The neighbourhood is a lonely one, but there are farm-houses scattered about at varying distances from the high-road which follows the river, mostly in the neighbourhood of the hill that bears the name of Monteverde and seems to have been the site of a villa in which Julius Cæsar entertained Cleopatra.
As every one will understand, Ugo Severi's duties consisted in keeping an account of the ammunition and explosives deposited in the vaults of the magazine and in exercising the utmost vigilance against fire and other accidents. The rule against smoking, for instance, did not apply outside the enclosure, but Ugo gave up cigarettes, even in his own house, as soon as he was appointed to the post, and took care that every one should know that he had done so.
He was a hard-working, hard-reading, rather melancholic man who had never cared much for society and preferred solitude to a club; a fair man, with the face of a student and not over robust, but nevertheless energetic and determined where his duty was concerned. He lived alone in the little house, with his orderly, a clever Sicilian, who cooked for him; a peasant woman from a neighbouring farm-house came every morning to sweep the rooms, make the two beds, and scrub the two stone steps before the door and clean the kitchen.
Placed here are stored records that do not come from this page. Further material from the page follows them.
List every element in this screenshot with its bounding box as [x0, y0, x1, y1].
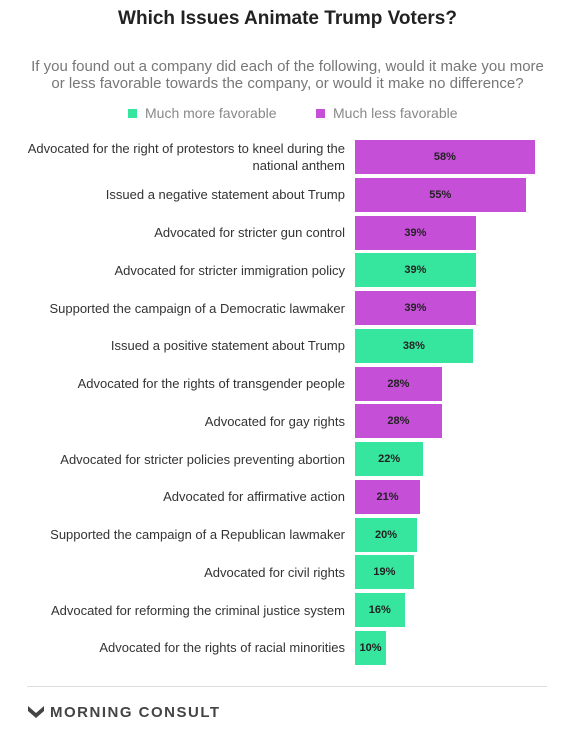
category-label: Advocated for the right of protestors to… — [27, 141, 345, 173]
bar: 22% — [355, 442, 424, 476]
bar: 39% — [355, 291, 476, 325]
legend-swatch — [128, 108, 137, 118]
chart-subtitle: If you found out a company did each of t… — [31, 58, 544, 92]
bar: 58% — [355, 140, 535, 174]
value-label: 21% — [376, 490, 399, 503]
logo — [28, 706, 44, 718]
value-label: 10% — [359, 641, 382, 654]
footer-brand: MORNING CONSULT — [50, 704, 221, 721]
value-label: 20% — [374, 528, 398, 541]
category-label: Supported the campaign of a Democratic l… — [49, 300, 345, 316]
legend-item: Much more favorable — [128, 105, 277, 121]
legend-item: Much less favorable — [316, 105, 458, 121]
chart-title: Which Issues Animate Trump Voters? — [118, 8, 457, 29]
value-label: 55% — [429, 188, 452, 201]
category-label: Advocated for stricter gun control — [154, 225, 345, 240]
category-label: Issued a positive statement about Trump — [110, 338, 345, 354]
bar: 16% — [355, 593, 405, 627]
category-label: Advocated for affirmative action — [163, 489, 345, 505]
category-label: Advocated for gay rights — [204, 413, 345, 429]
bar: 28% — [355, 366, 442, 401]
value-label: 19% — [373, 566, 396, 579]
bar: 38% — [355, 328, 473, 363]
value-label: 39% — [404, 226, 427, 239]
bar: 21% — [355, 479, 421, 514]
category-label: Advocated for reforming the criminal jus… — [50, 602, 345, 618]
value-label: 22% — [378, 453, 401, 465]
value-label: 39% — [404, 264, 427, 277]
value-label: 28% — [387, 415, 410, 428]
value-label: 58% — [433, 151, 456, 163]
bar: 19% — [355, 555, 414, 590]
category-label: Advocated for the rights of racial minor… — [99, 640, 345, 656]
bar: 28% — [355, 404, 442, 439]
value-label: 28% — [387, 377, 410, 390]
bar: 10% — [355, 630, 386, 665]
bar: 20% — [355, 517, 417, 552]
category-label: Issued a negative statement about Trump — [105, 187, 345, 203]
value-label: 16% — [368, 604, 391, 616]
category-label: Advocated for the rights of transgender … — [77, 376, 345, 391]
category-label: Advocated for civil rights — [204, 564, 345, 580]
value-label: 39% — [404, 302, 427, 314]
divider — [27, 686, 547, 687]
value-label: 38% — [402, 339, 425, 352]
bar: 39% — [355, 215, 476, 250]
legend-label: Much less favorable — [333, 105, 458, 121]
bar: 55% — [355, 177, 526, 212]
category-label: Supported the campaign of a Republican l… — [50, 527, 345, 542]
category-label: Advocated for stricter policies preventi… — [60, 451, 345, 467]
bar: 39% — [355, 253, 476, 288]
legend-label: Much more favorable — [145, 105, 277, 121]
legend-swatch — [316, 108, 325, 118]
category-label: Advocated for stricter immigration polic… — [114, 262, 345, 278]
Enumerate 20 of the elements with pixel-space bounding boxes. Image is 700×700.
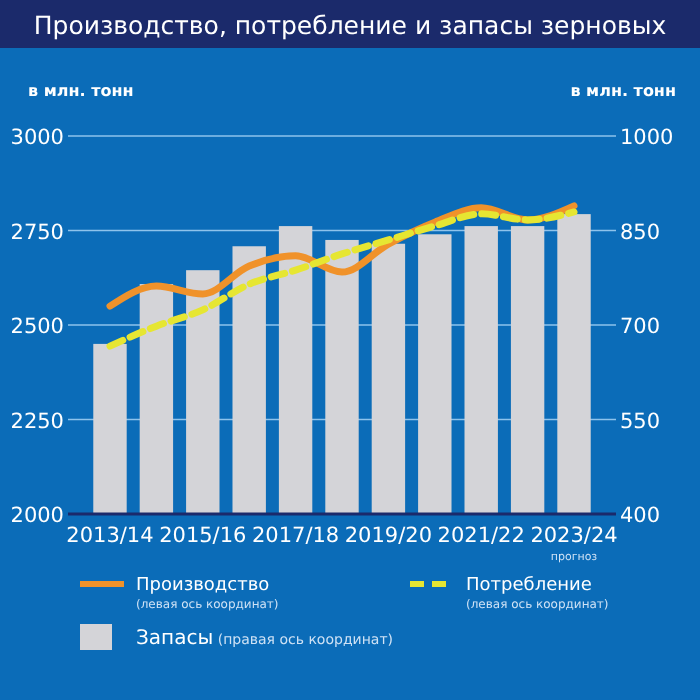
x-tick-label: 2015/16 xyxy=(159,524,248,548)
x-tick-label: 2013/14 xyxy=(66,524,155,548)
y-axis-title: в млн. тонн xyxy=(28,82,134,100)
x-tick-label: 2017/18 xyxy=(251,524,340,548)
y-tick-label: 3000 xyxy=(10,126,64,150)
y2-tick-label: 400 xyxy=(620,504,661,528)
y-tick-label: 2000 xyxy=(10,504,64,528)
y2-axis-title: в млн. тонн xyxy=(570,82,676,100)
y2-tick-label: 850 xyxy=(620,220,661,245)
x-tick-label: 2021/22 xyxy=(437,524,525,548)
x-tick-label: 2023/24 xyxy=(530,524,619,548)
y-tick-label: 2750 xyxy=(10,220,64,245)
y2-tick-label: 700 xyxy=(620,315,661,339)
x-tick-label: 2019/20 xyxy=(344,524,433,548)
y2-tick-label: 550 xyxy=(620,409,661,434)
chart-title: Производство, потребление и запасы зерновых xyxy=(33,10,667,40)
y-tick-label: 2500 xyxy=(10,315,64,339)
line-series xyxy=(106,208,578,350)
y2-tick-label: 1000 xyxy=(620,126,674,150)
y-tick-label: 2250 xyxy=(10,409,64,434)
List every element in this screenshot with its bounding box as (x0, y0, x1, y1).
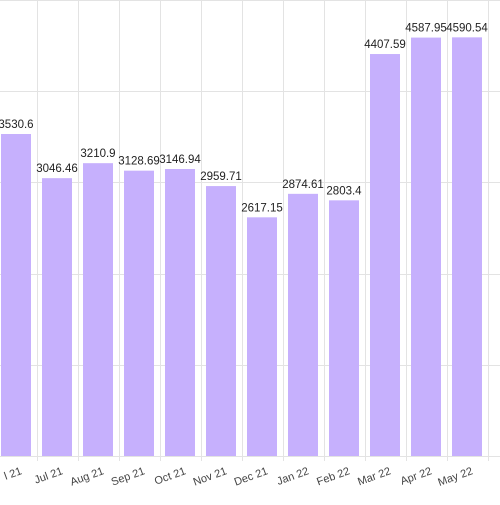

The house was like hundreds of other little houses in the Campagna. On the ground floor there was a cross-vaulted hall where the Captain transacted business and received the reports of the watch; there was a tiny kitchen also, a stable at the back for two horses, and a narrow chamber adjoining it, in which Pica, the orderly, slept. Upstairs there was only one story, consisting of a large room with a loggia looking across the river towards San Paolo, a bedroom of moderate dimensions, and a dressing-room.
The place was more luxuriously furnished than might have been expected, for though Captain Ugo was not a rich man, he was by no means dependent on his pay. General Severi had lived to retrieve a part of his fortune, and had died rather suddenly of heart-failure after a bad attack of influenza, leaving his property to be divided equally between his two surviving sons and their sister. The latter had married away from Rome, and Ugo's younger brother was in the navy, so that he was now the only member of his family left in Rome.
He was a man of taste and reading, who had entered the army to please his father and would have left it on the latter's death if he had not been persuaded by his superiors that he had a brilliant career before him and might be a general at fifty, if he stuck to the service. He had answered that he would do so if he might have some post of trust in which he would have time for study; the command of the magazine at Monteverde was vacant just then, and as no more influential person wanted to live in such a dull place, he got it.